His other great pal, whose bands he worked with was Tich Gwillam - the Welsh Jimi Hendrix, whose party piece as a feedback drenched Hen Wlad Fy Nhadau - an extraordinary guitarist and 'priceless as a friend' according to Cass.

"Jan's Crowd split up, but half the band became the house band at a place called Gino's," he explains, "and that's where I really started with the Dj-ing. They'd put records on after their sets, and I said 'I can do that', then someone stuck a microphone in my hand and said 'talk'."

He started to see a way to make a few quid from what he loved, setting up at the Checkmate Club in Caerphilly.

"It was successful because of the music," Cass says. "I was playing something away from the norm - soul, Motown, reggae, psychedelic rock - and turning people on to new stuff, like Earth Wind and Fire when they first came out."


He was soon working for Draig Promotions, who booked Cardiff bands on tours from offices in Severn Road.
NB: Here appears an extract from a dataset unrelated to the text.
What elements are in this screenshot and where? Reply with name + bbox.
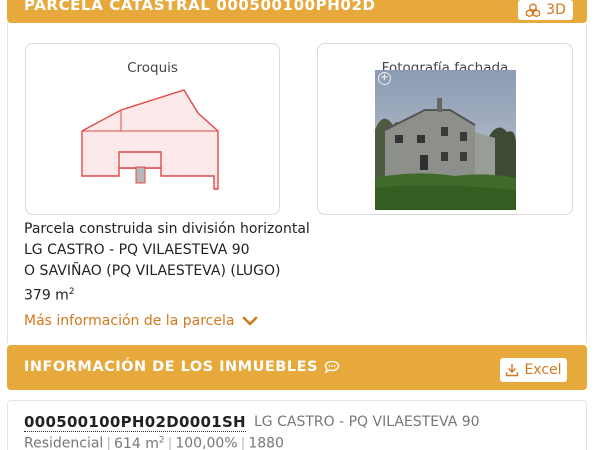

"Someone came in one day and said there's a job in Munich, you can go if you want, and I just said yeah, then I went home and freaked out."


Freak out or not Cass, who'd never left the country, found himself and spinning discs around acts like Boney M and AC/DC, and making a success of his eclectic sound in Germany.

Back at Cardiff's Casablanca, and broadcasting on CBC - the station that became Red Dragon - he continued seeking out new sounds: early R 'n' B, jazz and jazz funk - Louis Jordan, Bullmouth Jackson, Stanley Clarke, The Average White Band, Billy Cobham and Art Blakey.

"I've been buying records for 20-25 years," he says, surveying a collection that can be measured in yards more easily than discs - he doesn't have a vinyl vault, he has a vinyl home.

"It's several thousand," he says, "I've got 1,000 to 1,500 disco records alone."
For 20 years that collection was a joy only to Cass and his friends - he always wants to share a tune.

But now he's back DJ-ing in public again at a venue with a musical history as rich as his own, and a favourite stage of Tich's .

"This, it's like radio," he says, "I can play what I like."

And he does, and what a range - Frank Zappa, Miles Davies, Dubside of the Moon, Steely Dan, Lee Scratch Perry, Led Zeppelin, Spirit, Burning Spear, The Doors, John Holt the reggae crooner, The Upsetters, Prince Buster, Howling Wolf, Otis, the Markays, the Barkays. Atlantic Soul, Stax and Motown. Ska and Blue Beat. Reggae, Blues, Jazz and Jazz funk. Psychedlia, those 50s r and b greats from the Casablanca, you name it.

You can catch Cass on Friday nights at the Royal Oak - 200 Broadway - Cardiff's famous old boxing pub.